It was actually very enlightening to go back through and read through some of my spiritual formation class papers. I am mere weeks away from graduating and walking across the stage at Eastern University. Seeing as I got married in April 2009, and started my first year of spiritual formation in October 2009, most of my journaling and unit papers seem to have reflected a self-discovery of who I am as a married woman, or, (however cliché it may sound as this is the title of this course) how my spiritual formation has grown the last four years. I took the liberty of assigning a title to each subject as almost each one of these could be a chapter in the “memoirs” of these spiritual formation classes.
Chapter One: “The Battle between Good and Evil - Round One: Me, myself and I vs. He, Himself and I Am.”
This chapter of my “memoirs” would include major items taken from unit 8 and 9. It was through examining some of the cardinal sins that I deeply saw how pride and selfishness seems to win out a lot more in my life than I would like to admit. Or, as a matter of fact, that the Lord has shown this to me for many years and that I selfishly haven’t listened. My evil ways have suffocated me for years.

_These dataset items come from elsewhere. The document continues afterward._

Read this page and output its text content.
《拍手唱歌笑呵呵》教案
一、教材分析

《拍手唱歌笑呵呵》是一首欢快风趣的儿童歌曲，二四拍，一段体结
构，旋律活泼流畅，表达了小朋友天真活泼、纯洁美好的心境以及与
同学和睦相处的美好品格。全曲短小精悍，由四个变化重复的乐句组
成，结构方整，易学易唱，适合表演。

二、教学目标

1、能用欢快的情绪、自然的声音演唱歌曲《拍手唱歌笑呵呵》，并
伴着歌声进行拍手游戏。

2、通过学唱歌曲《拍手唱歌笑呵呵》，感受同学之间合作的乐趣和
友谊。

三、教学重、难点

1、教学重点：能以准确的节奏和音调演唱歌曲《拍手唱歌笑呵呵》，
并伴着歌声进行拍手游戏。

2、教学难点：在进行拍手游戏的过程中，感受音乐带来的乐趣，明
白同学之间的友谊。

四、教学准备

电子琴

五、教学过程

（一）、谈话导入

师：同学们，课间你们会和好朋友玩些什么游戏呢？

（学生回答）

However, both units eight and nine helped push me to read more about my pride, but also discover why I was behaving in prideful ways. My actions were based on my misperception of who I am, my fear of allowing myself to be who God created me to be and how to submit to His endless love in knowing the person He made me to be, is not a prideful person trying to fight off others in this world by not wanting to look weak, but rather, being content in who He is in my life to which my view of self would be seen through a different lens, thus killing my pride.
In light of what I have learned in this course, I have concluded that I need to…keep fighting the good fight. I need less of me, and more of him. I know that this will be a continual battle, but one in which Good will conquer evil.